On working with the SCTA, Ryan noted the strained relationship has spanned decades, with past superintendents and several boards prior.“While one board member cannot rewrite history, I believe in the power of parents and classroom teachers to demand a different relationship moving forward. Many teachers and parents are openly expressing dismay over the ‘us vs. them’ mentality when we are all part of the same team. If we can agree to approach the relationship from a mindset that students are our North Star, it changes the dynamic.”

Lavinia Grace Phillips: President of the Oak Park Neighborhood Association and a Sacramento County social worker. She is supported by the SCTA, SEIU 1021, the Sacramento Central Labor Council, Sacramento Sister Circle, Black Women Organized for Political Action and the Democratic Party of Sacramento County.

On receivership, Phillips said she’s not sure the school district is actually running out of cash.

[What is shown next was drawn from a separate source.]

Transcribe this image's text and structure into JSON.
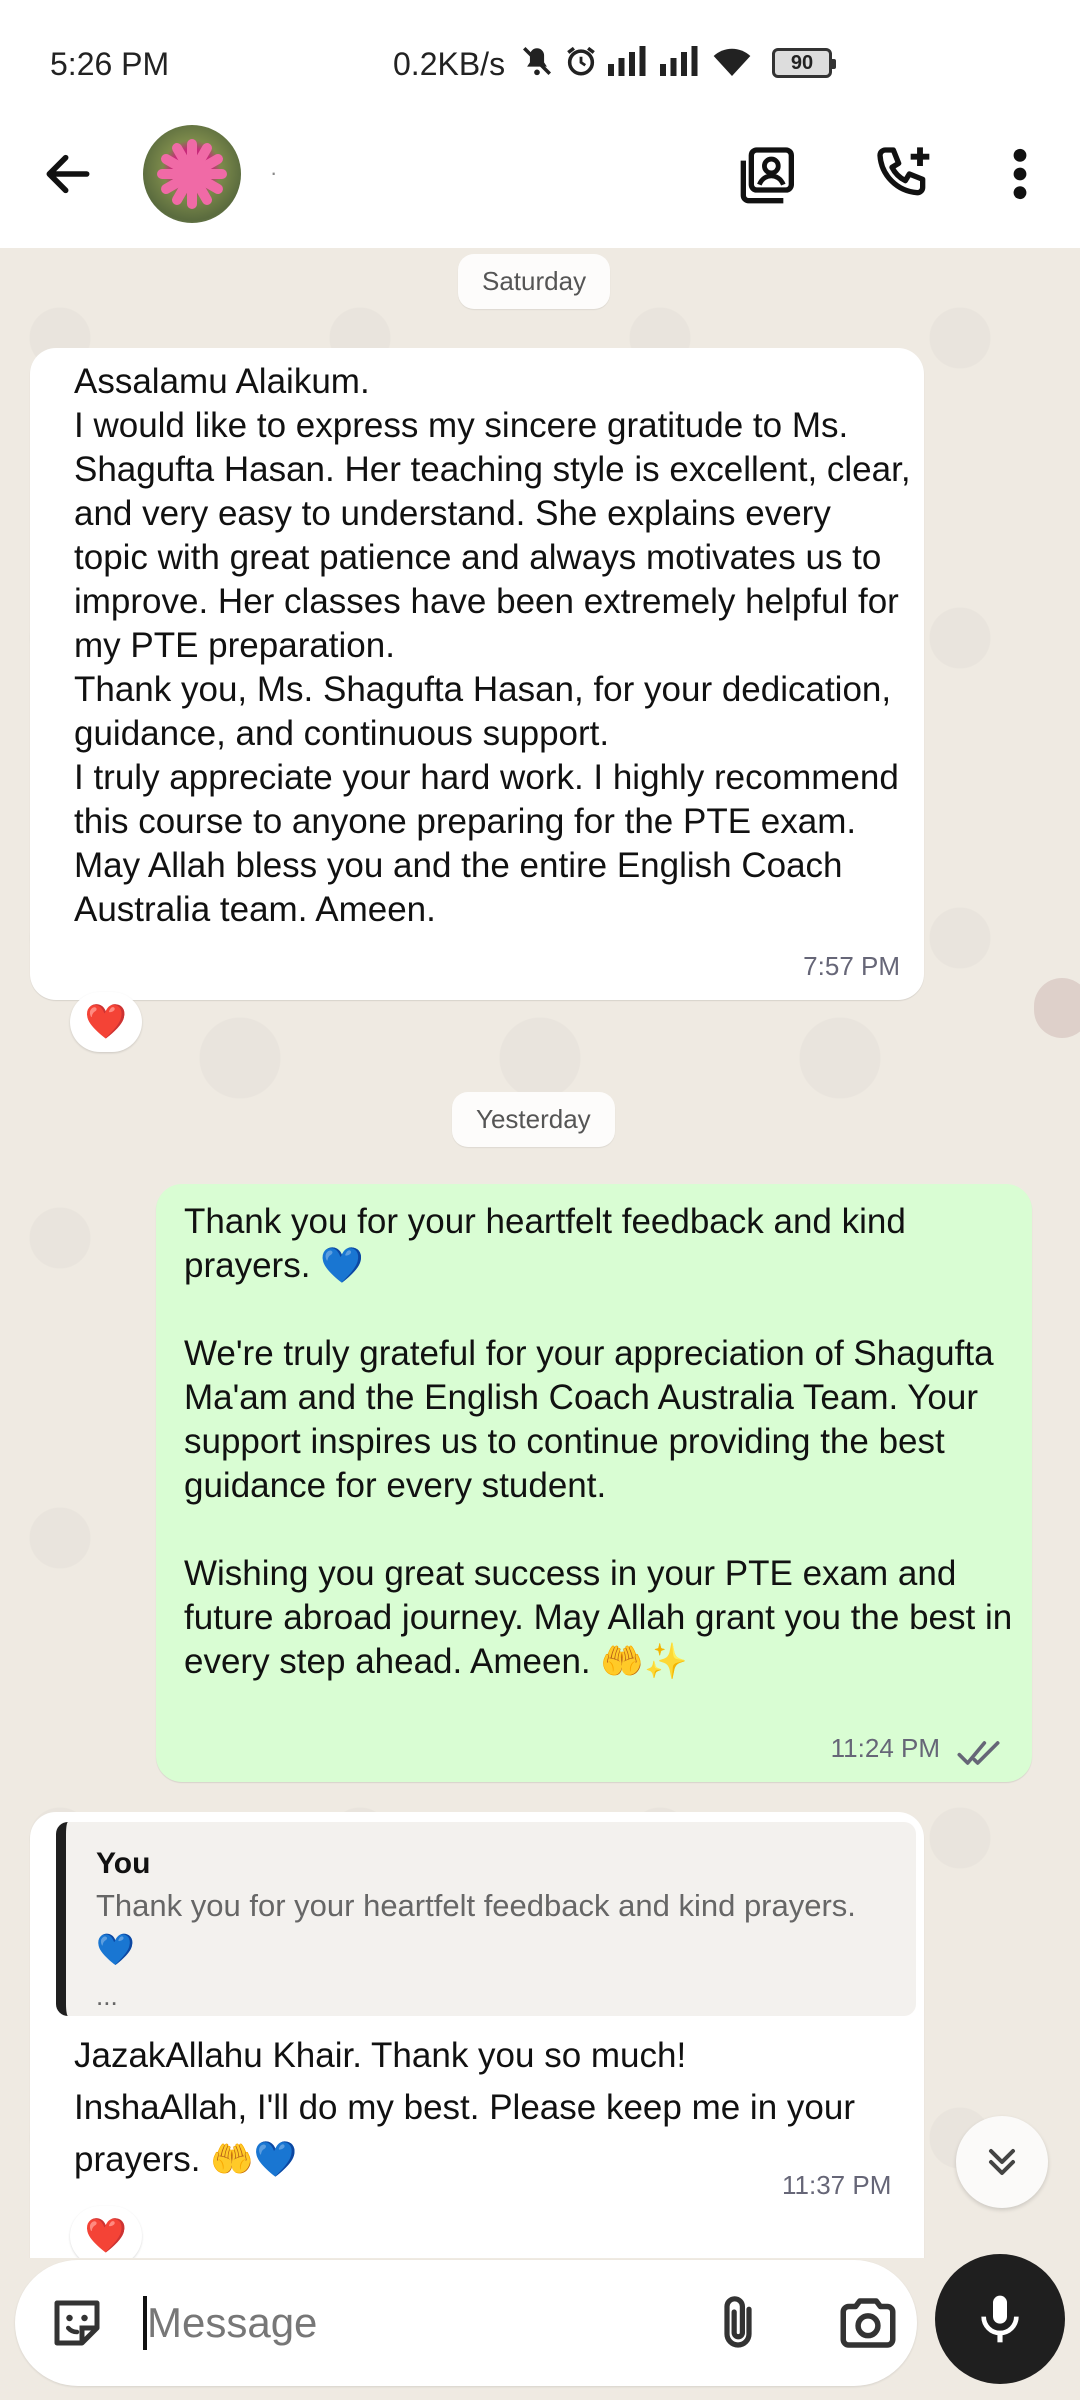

“I would love to see the (district’s) money go toward early childhood education, childhood literacy, counseling, and resources for students and families in the district,” Phillips wrote. “This may include the funding of Wi-Fi for distance learning.”

On working with the SCTA: “To build trust in a strong relationship with teachers through their union, it is important to recognize transparency and honest will get you a lot further than lacking truth in dealings with the union and teachers. My job is to listen, my job is to support, my job is to be respectful. This is not for any personal game. This is for SCUSD students.”